The ability of the device’s fluidics to promote anterior chamber stability is impressive. Like its predecessor, the new device has occlusion-sensing technology that anticipates and proactively adjusts to IOP changes to help maintain chamber stability, even at higher vacuum and flow settings.
However, previous-system users will find that the new system is more responsive, in several ways.
First, the vacuum sampling rate has increased from once every 20 ms to once every 4 ms, which can reduce complications and surgical time. The wireless foot pedal is also 2.5 times more responsive, significantly improving its performance. It reacts in as little as 40ms (down from 100 ms), which further improves performance of the fluidics.

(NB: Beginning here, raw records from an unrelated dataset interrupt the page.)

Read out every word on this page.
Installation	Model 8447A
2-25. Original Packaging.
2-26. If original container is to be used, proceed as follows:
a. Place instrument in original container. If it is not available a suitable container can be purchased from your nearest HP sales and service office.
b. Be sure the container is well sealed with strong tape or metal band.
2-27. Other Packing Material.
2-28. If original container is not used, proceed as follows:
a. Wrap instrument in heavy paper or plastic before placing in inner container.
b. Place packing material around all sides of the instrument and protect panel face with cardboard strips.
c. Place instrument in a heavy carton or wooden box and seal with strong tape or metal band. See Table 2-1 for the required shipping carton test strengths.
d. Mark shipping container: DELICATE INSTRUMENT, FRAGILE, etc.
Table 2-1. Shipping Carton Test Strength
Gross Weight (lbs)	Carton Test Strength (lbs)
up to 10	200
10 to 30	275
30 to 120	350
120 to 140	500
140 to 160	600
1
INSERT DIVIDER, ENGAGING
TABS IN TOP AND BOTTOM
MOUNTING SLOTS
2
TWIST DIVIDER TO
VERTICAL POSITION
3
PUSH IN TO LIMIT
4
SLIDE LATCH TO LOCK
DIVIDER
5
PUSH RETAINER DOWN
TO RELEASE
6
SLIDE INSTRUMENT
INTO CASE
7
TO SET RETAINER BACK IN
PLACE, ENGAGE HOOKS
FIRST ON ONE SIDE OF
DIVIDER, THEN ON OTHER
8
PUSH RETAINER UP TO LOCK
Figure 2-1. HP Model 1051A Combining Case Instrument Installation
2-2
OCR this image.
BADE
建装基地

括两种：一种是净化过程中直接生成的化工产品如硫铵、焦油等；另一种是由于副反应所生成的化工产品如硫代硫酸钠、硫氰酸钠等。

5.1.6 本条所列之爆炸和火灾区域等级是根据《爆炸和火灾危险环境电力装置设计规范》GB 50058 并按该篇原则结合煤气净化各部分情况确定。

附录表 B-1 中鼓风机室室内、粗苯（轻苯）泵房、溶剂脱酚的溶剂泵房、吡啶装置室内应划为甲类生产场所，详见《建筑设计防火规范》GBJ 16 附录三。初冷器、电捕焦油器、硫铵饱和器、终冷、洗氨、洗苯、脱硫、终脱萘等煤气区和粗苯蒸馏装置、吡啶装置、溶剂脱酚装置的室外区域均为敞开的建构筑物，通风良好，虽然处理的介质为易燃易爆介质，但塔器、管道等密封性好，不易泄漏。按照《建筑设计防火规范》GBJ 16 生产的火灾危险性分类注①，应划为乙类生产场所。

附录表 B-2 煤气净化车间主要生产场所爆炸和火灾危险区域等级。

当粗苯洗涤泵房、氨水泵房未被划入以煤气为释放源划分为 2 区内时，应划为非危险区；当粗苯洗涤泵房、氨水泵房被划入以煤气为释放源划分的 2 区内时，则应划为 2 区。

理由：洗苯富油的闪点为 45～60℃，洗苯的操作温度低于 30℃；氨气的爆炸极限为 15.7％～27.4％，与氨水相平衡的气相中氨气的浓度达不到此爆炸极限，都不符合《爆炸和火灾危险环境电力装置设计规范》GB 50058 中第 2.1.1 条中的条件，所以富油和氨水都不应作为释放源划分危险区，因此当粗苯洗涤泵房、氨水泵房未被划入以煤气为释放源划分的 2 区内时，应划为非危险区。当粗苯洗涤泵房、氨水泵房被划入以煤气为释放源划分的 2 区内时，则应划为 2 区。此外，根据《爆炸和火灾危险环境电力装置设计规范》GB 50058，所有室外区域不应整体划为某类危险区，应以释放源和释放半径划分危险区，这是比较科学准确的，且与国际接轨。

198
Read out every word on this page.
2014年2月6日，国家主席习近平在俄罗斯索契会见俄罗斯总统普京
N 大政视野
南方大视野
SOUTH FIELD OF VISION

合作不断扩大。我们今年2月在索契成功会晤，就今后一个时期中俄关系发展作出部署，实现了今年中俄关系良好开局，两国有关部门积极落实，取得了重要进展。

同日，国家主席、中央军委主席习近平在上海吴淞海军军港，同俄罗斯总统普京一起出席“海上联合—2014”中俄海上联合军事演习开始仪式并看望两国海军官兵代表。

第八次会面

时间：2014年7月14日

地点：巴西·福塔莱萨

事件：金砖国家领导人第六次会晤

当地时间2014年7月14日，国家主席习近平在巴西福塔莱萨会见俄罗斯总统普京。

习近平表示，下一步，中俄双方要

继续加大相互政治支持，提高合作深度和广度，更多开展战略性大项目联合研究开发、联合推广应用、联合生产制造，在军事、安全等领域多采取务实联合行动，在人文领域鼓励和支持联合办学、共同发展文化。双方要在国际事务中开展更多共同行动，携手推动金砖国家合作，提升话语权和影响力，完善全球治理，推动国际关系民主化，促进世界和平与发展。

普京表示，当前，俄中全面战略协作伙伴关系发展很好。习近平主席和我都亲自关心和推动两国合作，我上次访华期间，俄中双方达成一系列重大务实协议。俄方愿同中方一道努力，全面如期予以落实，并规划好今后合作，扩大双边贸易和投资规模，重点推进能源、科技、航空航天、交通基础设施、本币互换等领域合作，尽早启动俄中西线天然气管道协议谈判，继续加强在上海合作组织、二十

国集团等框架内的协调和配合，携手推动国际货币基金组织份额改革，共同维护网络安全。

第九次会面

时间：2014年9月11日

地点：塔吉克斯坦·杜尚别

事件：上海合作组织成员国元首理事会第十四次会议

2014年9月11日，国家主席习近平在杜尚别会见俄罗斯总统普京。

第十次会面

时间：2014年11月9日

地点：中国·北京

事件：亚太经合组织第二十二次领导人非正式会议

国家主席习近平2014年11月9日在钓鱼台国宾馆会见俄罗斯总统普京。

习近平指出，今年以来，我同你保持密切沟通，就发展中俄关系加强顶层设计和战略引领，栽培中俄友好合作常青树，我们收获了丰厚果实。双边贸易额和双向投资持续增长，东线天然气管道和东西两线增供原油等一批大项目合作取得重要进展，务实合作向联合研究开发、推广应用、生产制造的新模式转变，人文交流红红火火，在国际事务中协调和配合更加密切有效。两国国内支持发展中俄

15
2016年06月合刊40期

One of my first cases nicely illustrates the impact of this on chamber maintenance. The patient had a dense cataract, combined with a smaller, 5-mm pupil, and was taking tamsulosin (Flomax, Boehringer Ingelheim Pharmaceuticals). I performed standard phacoemulsification with the phacoemulsification system, with no femtosecond laser.
In cases like this, one often finds a lot of chamber “bounce” with floppy iris, and the need for a Malyugin ring.
In this case, the chamber was rock solid throughout the case, which proceeded smoothly without pupil-stretching devices. I was able to cut easily through the nucleus with the transversal handpiece.
Many factors go into the cost effectiveness of phacoemulsification, starting with (but not limited to) the most obvious one-the price of the device and consumables.
Reducing complications and/or the need for additional surgical devices, as in the case described above, is a significant element in reducing surgery center costs.
Better patient outcomes can lead to patients becoming better “ambassadors” for the surgeon and the surgery center, increasing referrals and cataract surgery volume.
A faster procedure time can enhance efficiency throughout the day.
Every little improvement in cost effectiveness helps. One feature of the system that my staff particularly likes is the ability to prime and tune the device, handpiece, and tubing with a single button push for a little greater efficiency, which reduces the turnover between cases.
As surgeons, we tend to gravitate toward what we learned in residency or just after, and what is most familiar. It is worth keeping in mind, however, that there are good reasons to investigate new technology when it holds the potential to make one a better, safer, or more efficient surgeon.
Francis S. Mah, MD
Dr. Mah is director of cornea and external diseases and co-director of refractive surgery at the Scripps Clinic Torrey Pines, La Jolla, CA. He is a consultant to Abbott Medical Optics, Alcon Laboratories, and Bausch + Lomb/Valeant.